Na 1900 wisselden steeds meer Nederlanders hun klederdracht om voor burgerdracht. Volgens Klederdracht en kleedgedrag wordt dat veroorzaakt door een hoge mate van politisering. Na WOI werd streekdracht bijvoorbeeld gebruikt als propagandastok om mensen van het arme platteland en uit arme vissersdorpen mee om de oren te slaan, en om hen te karakteriseren als kleinzielig, bekrompen en doorwasemd van ‘spruitjeslucht’. Later, na WOII, werd streekdracht – in sterk geabstraheerde vorm – verheven tot nationaal symbool voor de ‘BV Nederland als exportkampioen’. Vrouw Antje en Zeeuws Meisje werden wereldberoemde reclamefiguren voor de zuivelindustrie.

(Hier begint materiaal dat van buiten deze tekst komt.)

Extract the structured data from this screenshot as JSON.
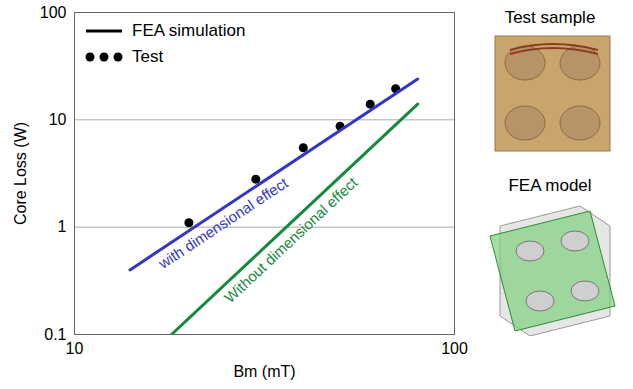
{
  "chart_data": {
    "type": "line",
    "x_label": "Bm (mT)",
    "y_label": "Core Loss (W)",
    "log": true,
    "grid": true,
    "xlim": [
      10,
      100
    ],
    "ylim": [
      0.1,
      100
    ],
    "xticks": [
      10,
      100
    ],
    "yticks": [
      0.1,
      1,
      10,
      100
    ],
    "legend": "top-left",
    "legend_entries": [
      {
        "label": "FEA simulation",
        "type": "line",
        "color": "#000000"
      },
      {
        "label": "Test",
        "type": "scatter",
        "marker": "circle",
        "color": "#000000"
      }
    ],
    "series": [
      {
        "name": "Test",
        "type": "scatter",
        "marker": "circle",
        "color": "#000000",
        "x": [
          20,
          30,
          40,
          50,
          60,
          70
        ],
        "values": [
          1.1,
          2.8,
          5.5,
          8.7,
          14,
          19.5
        ]
      },
      {
        "name": "with dimensional effect",
        "type": "line",
        "line_style": "solid",
        "color": "#3535c8",
        "x": [
          14,
          80
        ],
        "values": [
          0.4,
          24
        ]
      },
      {
        "name": "Without dimensional effect",
        "type": "line",
        "line_style": "solid",
        "color": "#148a3c",
        "x": [
          18,
          80
        ],
        "values": [
          0.1,
          14
        ]
      }
    ],
    "side_labels": [
      "Test sample",
      "FEA model"
    ]
  }
}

Dit heeft als jammerlijk gevolg dat streekdracht een ‘autochtoon’ nationalistisch tintje heeft gekregen, terwijl in Nederland veel verschillende mensen wonen van veel verschillende culturele achtergronden, met elk een rijke geschiedenis van collectieve kledingtradities.


Vrouw Antje als marketinginstrument voor de Duitse afzetmarkt, 1955.

Nederlandse streekdracht met Surinaamse wortels: de koto. Beeld: Keto Koti/Afrika Museum.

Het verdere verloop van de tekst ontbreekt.